Technology is Revolutionizing Wall Street
With stronger computing power, and other recent technological advances, Wall Street is seeing a revolution in how business is conducted.
Published November 1, 2000
By Fred Moreno and Jill Stolarik
Academy Contributors

Technology’s hand in shaping financial markets is undeniable: tickertape has gone the way of the dodo, everyone in a suit these days seems to be talking on a cell phone, and online brokerages are opening almost as fast as you can point and click. But the technological revolution on Wall Street and in the rest of the world’s markets is merely the beginning, according to a panel assembled by The New York Academy of Sciences (the Academy).
At a seminar scheduled as part of the Academy’s Annual Business Meeting, a panel of three experts identified the impact that information technology and mathematics have had in the marketplace, pinpointed what lies ahead, and issued warnings about what to watch out for on the trading floors of the future.
The increase in speed and efficiency of processing trades in today’s market goes hand in hand with new ways of managing the financial data that informs an investor’s trading decision, said Martin L. Leibowitz, Vice Chairman and Chief Investment Officer of TIAA-CREF, and a former Chairman of the Academy. Traditionally, it was only the select few who were able to obtain information on particular securities, especially bonds.
“Those were the days when traders could afford the time to have three-martini lunches because they had information on all kinds of things that weren’t generally available,” said Leibowitz. “But these days, Bloomberg terminals on traders’ desks keep them apprised of fluctuations in any given market in almost real-time.”
“Pervasive Computing”
That food chain will be getting shorter and broader still according to panelist William R. Pulleyblank director of mathematical sciences at IBM’s T. J. Watson Research Center and director of their Deep Computing Institute, predicts that “pervasive computing” will soon revolutionize the way traders, and even home investors, get their hands on the information they need to make money in the markets.
“We’re about to undergo a transformation in our lives that will be as profound in its effect as the industrial revolution,” said Pulleyblank as he held up a state-of-the-art computer memory card.
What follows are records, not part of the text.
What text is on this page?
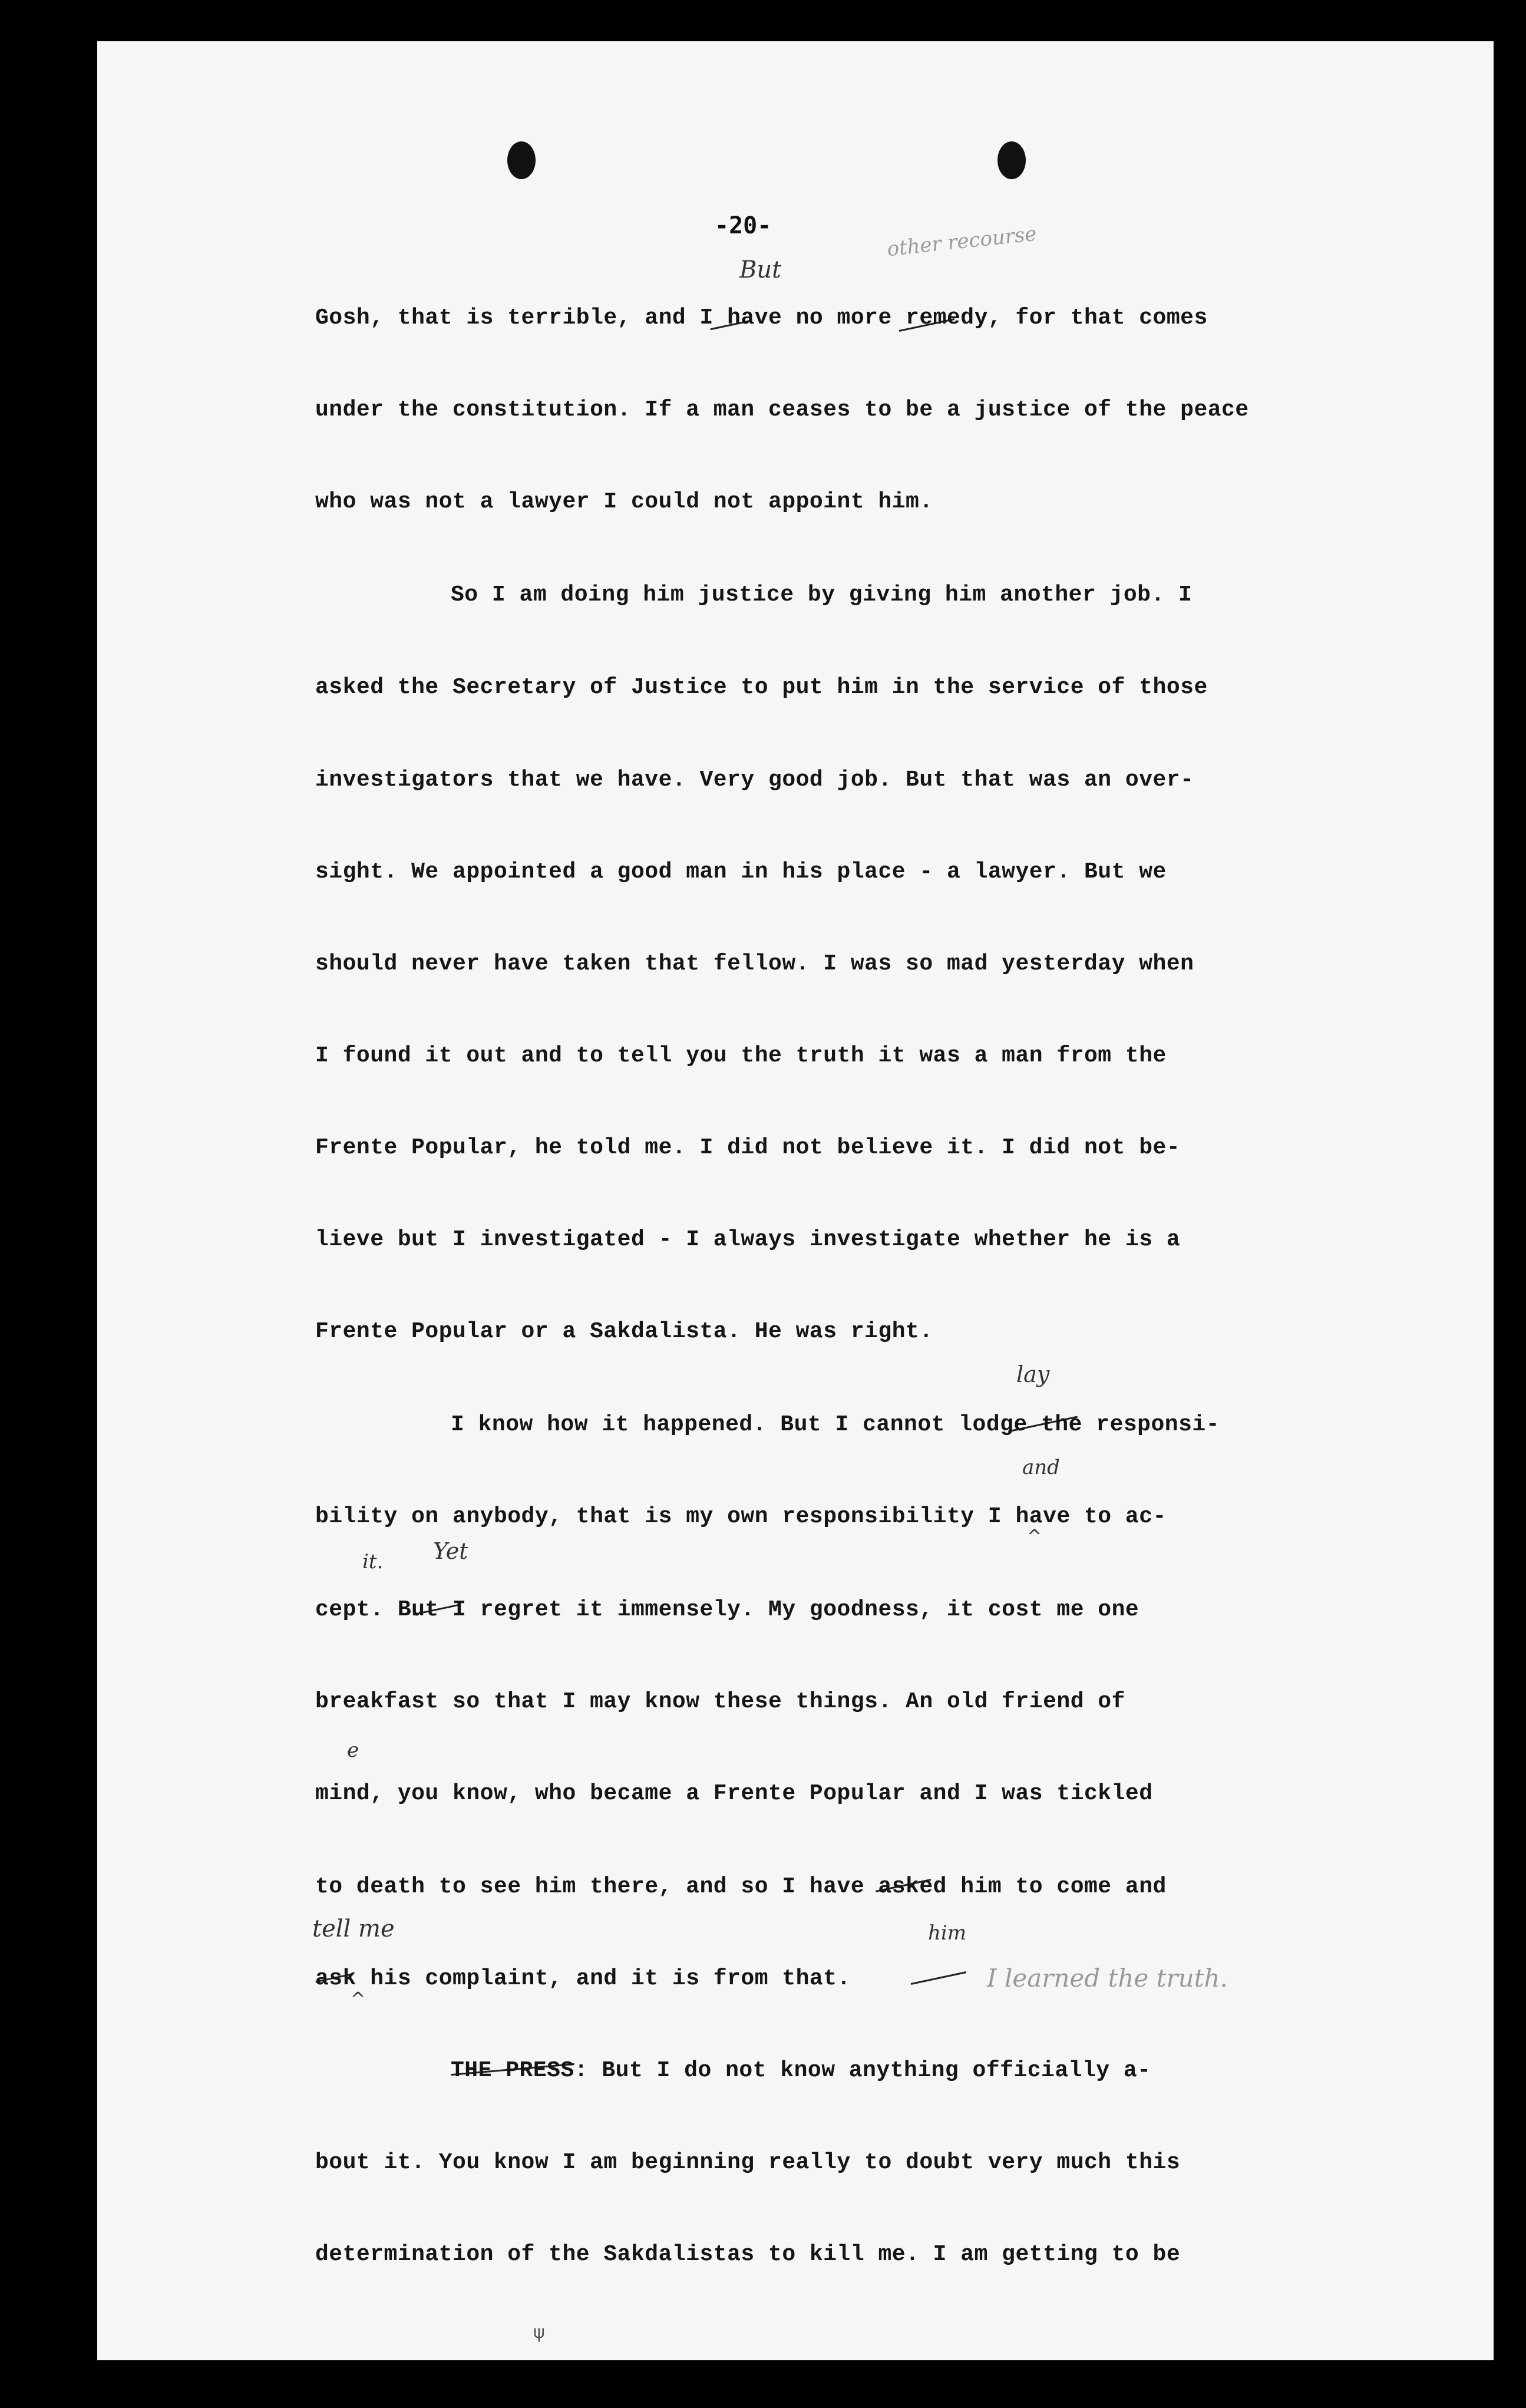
-20-
But
other recourse
Gosh, that is terrible, and I have no more remedy, for that comes
under the constitution. If a man ceases to be a justice of the peace
who was not a lawyer I could not appoint him.
So I am doing him justice by giving him another job. I
asked the Secretary of Justice to put him in the service of those
investigators that we have. Very good job. But that was an over-
sight. We appointed a good man in his place - a lawyer. But we
should never have taken that fellow. I was so mad yesterday when
I found it out and to tell you the truth it was a man from the
Frente Popular, he told me. I did not believe it. I did not be-
lieve but I investigated - I always investigate whether he is a
Frente Popular or a Sakdalista. He was right.
lay
I know how it happened. But I cannot lodge the responsi-
and
^
bility on anybody, that is my own responsibility I have to ac-
it. Yet
cept. But I regret it immensely. My goodness, it cost me one
breakfast so that I may know these things. An old friend of
e
mind, you know, who became a Frente Popular and I was tickled
to death to see him there, and so I have asked him to come and
tell me
^
him
ask his complaint, and it is from that.	I learned the truth.
THE PRESS: But I do not know anything officially a-
bout it. You know I am beginning really to doubt very much this
determination of the Sakdalistas to kill me. I am getting to be
ψ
About one inch square, the card can store 140 megabytes of data and Pulleyblank used it to demonstrate the portability of computing power in the future.
By combining miniature data storage and processing power with space-age eyepieces that project a full-screen image into the eye of the wearer, people will be able to take their virtual Dow Jones terminal wherever they go. Soon, according to Pulleyblank, the notebook computer will be consigned to the bookshelf, as the wearable PC becomes haute couture both on and off the trading floor.
Better Information, and More of It

Not only will the quantity of information reaching investors of the future be greater, it will also be better. There has been an increasing trend on Wall Street toward applying mathematics and statistical models to the analysis of market data, a move away from traditional “value based” decision-making.
“The investment world will become more a creature of the geeks than the martini drinkers,” said James H. Simons, President of Renaissance Technologies Corporation, and past chairman of the Department of Mathematics at the State University of New York at Stony Brook. Using a purely mathematical approach to investing, Simons’ company is not limited by their qualitative understanding of a particular financial instrument in order to invest in it.
“We don’t do value type investing,” said Simons. “We predict the behavior of everything, from currencies, to stocks, to bonds, to foreign stocks.” Simons’ method involves a broad statistical approach. His models are balanced long and short, and predictions do not deviate much from random, making them stable.
“The big advantages of mathematically-based trading is that the quantity of data allows predictions to be made at any scale,” he said.
Powerful predictive models can do more than advise investors of the right decisions to make; they can also let an investor know how to avoid a disaster. The pervasive computing envisioned by IBM’s Pulleyblank, will be supported by “deep computing,” particularly a product under development at IBM called “Deep Green,” named after IBM’s famed chess-playing machine, “Deep Blue.”
“Deep Green”

“Deep Green” is designed to watch financial instruments—stocks, bonds, mortgage derivatives, etc.—and predict whether there is about to be a “disaster” with that particular instrument. It works by examining huge volumes of ticker-like data from previous months and years and relates the rises and falls of any given instrument to various factors that influence the market. These include seasonal fluctuations in price and the type of instrument involved.
With fail-safe statistical models, “Deep Green” machines and instant information via wearable PCs, what kind of a place will the marketplace of the future be?
“If all info were disseminated immediately and all individuals understood it the same way, basically there would be no trading,” mused Leibowitz. Worse still, the markets would also move in erratic jumps as everybody moved to make the same trades their computers told them to make. But this scenario will never occur because, in the unlikely event that the dissemination of information becomes “perfect,” the information itself will never be.
“All this information has an inherent ambiguity,” said Leibowitz.
The Real Danger
The real danger, according to the panel, is not the markets seizing up in an information stalemate, but rather investors becoming too confident in basing decisions on data alone.
Leibowitz calls this overconfidence in data the “airbag effect”—namely, when people think they have something to protect them, they start taking greater risks.
“With all these advantages, the markets still contain a high degree of uncertainty,” he said. The underlying message is not to ignore any source of information, be it statistically derived, the product of “Deep Green,” or something you overheard in a restaurant.
“One should use all the tools available, and access all the information available,” said Leibowitz. “Then you’re in a much better position to make decisions; above all, a little humility is in order.”